Les investigations qui se poursuivent dans cette affaire ont permis également d’interpeller la mise en cause principale dans la ville de Témara, relève la même source, ajoutant que la perquisition du domicile de la suspecte a permis de saisir un grand nombre de convocations falsifiées relatives aux concours de plusieurs établissements publics, 13 fausses convocations aux concours de police, outre des papiers d’identité et des documents administratifs appartenant à autrui.

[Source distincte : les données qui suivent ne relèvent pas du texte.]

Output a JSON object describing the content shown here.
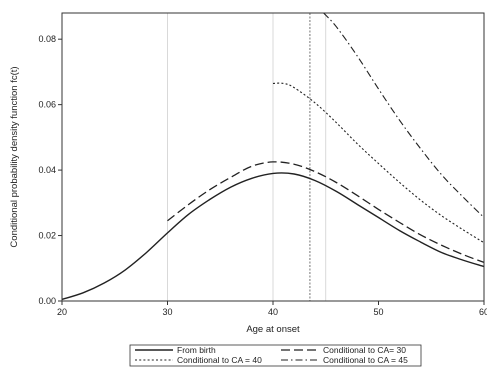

L’enquête préliminaire a démontré que les deux prévenues ont arnaqué les candidats aux concours de recrutement au cycle de police ainsi qu’à d’autres concours organisés par des établissements publics, en leur fournissant des convocations falsifiées indiquant, pour certains, qu’ils sont embauchés même sans concours, et ce moyennant des sommes d’argent allant de 40.000 à 80.000 DH pour chaque candidat, explique la DGSN.

Les deux mises en cause ont été placées en garde à vue dans le cadre de l’enquête menée sous la supervision du parquet, tandis que les recherches se poursuivent en vue d’arrêter les autres complices dans ces actes criminels, conclut le communiqué.